When I lived in Montreal I would occasionally walk through Notre-Dame-Des-Neiges Cemetery to get over the mountain. At one point they were blasting close to the older plots. Many of the majestic tombstones were supported with various lengths of lumber and wire, and wrapped in translucent plastic for protection. The light from the setting sun glowed through the plastic, creating a hazy silhouette around the stone monuments. I was struck by how the temporary protective materials seemed to suggest the rich fleetingness of human life, adding to the tombstone’s raison d’être. I wound up adapting the effect for the graveyard scene in a production of Spring Awakening by Frank Wedekind.
Now what has all that got to do with biking in Ottawa/Outaouais? Well, ever since then I’ve been fascinated by the juxtaposition of temporary protective cladding around structures as they are being renovated, and right now there are a few extensive renovations happening in town, so I headed off to check them out.
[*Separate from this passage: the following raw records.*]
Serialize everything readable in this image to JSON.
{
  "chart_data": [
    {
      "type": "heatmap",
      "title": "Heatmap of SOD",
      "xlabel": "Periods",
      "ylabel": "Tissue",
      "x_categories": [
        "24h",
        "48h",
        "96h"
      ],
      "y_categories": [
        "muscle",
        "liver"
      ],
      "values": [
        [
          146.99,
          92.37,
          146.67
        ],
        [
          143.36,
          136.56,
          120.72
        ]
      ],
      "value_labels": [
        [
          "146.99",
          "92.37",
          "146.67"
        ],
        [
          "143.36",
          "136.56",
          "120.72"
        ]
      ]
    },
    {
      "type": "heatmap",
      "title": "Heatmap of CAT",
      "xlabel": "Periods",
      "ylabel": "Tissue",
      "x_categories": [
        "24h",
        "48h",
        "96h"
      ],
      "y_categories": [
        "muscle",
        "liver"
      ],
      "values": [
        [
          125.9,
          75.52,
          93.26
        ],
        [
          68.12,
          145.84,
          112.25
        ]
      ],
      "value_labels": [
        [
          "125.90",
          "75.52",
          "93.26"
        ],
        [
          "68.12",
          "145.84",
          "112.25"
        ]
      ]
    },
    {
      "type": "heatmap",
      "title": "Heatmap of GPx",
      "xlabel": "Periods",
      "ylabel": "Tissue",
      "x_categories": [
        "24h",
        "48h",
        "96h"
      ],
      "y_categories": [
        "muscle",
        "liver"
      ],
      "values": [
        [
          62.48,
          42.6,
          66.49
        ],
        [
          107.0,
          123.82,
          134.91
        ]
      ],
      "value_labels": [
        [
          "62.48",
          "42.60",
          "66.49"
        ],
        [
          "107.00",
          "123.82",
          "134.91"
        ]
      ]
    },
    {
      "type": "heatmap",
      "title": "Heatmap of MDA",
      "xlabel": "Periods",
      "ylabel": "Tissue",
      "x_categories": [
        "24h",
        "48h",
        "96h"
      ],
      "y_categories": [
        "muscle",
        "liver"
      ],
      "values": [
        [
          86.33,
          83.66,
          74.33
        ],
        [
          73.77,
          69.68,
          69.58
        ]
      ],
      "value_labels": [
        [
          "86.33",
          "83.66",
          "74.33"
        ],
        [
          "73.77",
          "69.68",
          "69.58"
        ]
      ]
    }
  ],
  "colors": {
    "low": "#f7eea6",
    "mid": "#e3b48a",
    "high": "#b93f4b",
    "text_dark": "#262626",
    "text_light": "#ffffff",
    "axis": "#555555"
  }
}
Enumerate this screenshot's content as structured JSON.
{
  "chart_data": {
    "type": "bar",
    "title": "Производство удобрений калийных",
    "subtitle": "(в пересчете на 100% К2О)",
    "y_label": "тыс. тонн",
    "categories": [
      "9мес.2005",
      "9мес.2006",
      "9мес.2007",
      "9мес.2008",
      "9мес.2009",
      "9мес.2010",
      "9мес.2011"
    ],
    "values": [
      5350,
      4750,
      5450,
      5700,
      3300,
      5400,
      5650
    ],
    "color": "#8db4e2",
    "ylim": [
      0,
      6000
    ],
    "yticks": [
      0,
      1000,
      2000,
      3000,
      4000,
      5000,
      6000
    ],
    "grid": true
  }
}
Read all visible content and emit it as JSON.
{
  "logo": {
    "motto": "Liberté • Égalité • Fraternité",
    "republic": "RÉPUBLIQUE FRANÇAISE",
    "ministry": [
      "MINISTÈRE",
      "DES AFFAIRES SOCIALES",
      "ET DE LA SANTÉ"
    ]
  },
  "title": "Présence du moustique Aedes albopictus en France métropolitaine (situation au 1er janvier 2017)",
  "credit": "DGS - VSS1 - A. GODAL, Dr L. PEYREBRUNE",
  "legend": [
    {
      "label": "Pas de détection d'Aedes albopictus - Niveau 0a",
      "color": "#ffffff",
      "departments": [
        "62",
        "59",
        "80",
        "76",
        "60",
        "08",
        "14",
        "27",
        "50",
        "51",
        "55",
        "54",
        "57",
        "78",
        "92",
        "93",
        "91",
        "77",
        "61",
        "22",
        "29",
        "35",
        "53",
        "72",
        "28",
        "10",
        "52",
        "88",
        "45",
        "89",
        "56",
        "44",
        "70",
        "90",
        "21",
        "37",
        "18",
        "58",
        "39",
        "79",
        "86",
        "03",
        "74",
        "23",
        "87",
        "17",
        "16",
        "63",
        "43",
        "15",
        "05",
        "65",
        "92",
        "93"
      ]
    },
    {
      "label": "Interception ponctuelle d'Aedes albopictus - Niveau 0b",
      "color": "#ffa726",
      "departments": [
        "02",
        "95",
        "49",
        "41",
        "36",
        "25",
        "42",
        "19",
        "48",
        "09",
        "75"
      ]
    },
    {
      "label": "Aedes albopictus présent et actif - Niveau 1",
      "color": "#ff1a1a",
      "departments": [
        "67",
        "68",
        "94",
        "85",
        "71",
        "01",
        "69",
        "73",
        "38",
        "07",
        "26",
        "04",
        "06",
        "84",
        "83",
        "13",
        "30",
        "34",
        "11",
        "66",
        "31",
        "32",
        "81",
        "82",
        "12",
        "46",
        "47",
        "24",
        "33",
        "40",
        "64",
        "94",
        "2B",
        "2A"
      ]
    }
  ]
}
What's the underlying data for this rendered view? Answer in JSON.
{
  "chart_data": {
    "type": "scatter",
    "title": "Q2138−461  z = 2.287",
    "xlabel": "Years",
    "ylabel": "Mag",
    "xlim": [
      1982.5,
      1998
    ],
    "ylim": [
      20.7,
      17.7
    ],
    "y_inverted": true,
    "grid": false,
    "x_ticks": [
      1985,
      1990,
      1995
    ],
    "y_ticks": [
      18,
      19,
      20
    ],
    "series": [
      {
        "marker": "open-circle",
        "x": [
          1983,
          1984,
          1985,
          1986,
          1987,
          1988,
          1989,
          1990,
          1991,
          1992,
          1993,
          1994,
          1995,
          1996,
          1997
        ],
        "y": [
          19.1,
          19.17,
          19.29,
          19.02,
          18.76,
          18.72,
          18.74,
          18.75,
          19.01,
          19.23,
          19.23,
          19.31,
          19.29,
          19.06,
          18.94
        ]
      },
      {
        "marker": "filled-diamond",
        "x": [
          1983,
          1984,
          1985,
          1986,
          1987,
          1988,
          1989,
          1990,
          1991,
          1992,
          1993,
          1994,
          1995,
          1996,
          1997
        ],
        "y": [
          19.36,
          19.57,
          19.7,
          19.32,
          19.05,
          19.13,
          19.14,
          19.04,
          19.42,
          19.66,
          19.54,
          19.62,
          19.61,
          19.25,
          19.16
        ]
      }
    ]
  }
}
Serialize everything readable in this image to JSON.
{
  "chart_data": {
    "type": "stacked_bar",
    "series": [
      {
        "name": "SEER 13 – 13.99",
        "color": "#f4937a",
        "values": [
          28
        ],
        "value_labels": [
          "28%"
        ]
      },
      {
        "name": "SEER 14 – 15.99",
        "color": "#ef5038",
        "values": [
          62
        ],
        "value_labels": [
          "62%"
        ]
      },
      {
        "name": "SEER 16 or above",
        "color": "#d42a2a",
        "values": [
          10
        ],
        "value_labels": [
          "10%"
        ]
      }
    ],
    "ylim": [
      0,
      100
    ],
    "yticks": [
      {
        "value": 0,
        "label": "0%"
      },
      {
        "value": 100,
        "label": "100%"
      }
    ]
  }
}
Here’s how.
First stop, the National Gallery, where they have just recently begun replacing the glass in the Great Hall. Here are views from both the outside and the inside of the Gallery.
Second stop – the West Block on Parliament Hill.
They’ve got interpretive panels on the hoarding with information on the renovations, and a QR code you can scan which takes you to this site with even more info.
Here’s a night time view from New Years Eve.
On the other side of Wellington renovations are happening to this building as well.
Right beside it sits the Press Club building which is wrapped up in a brown fabric.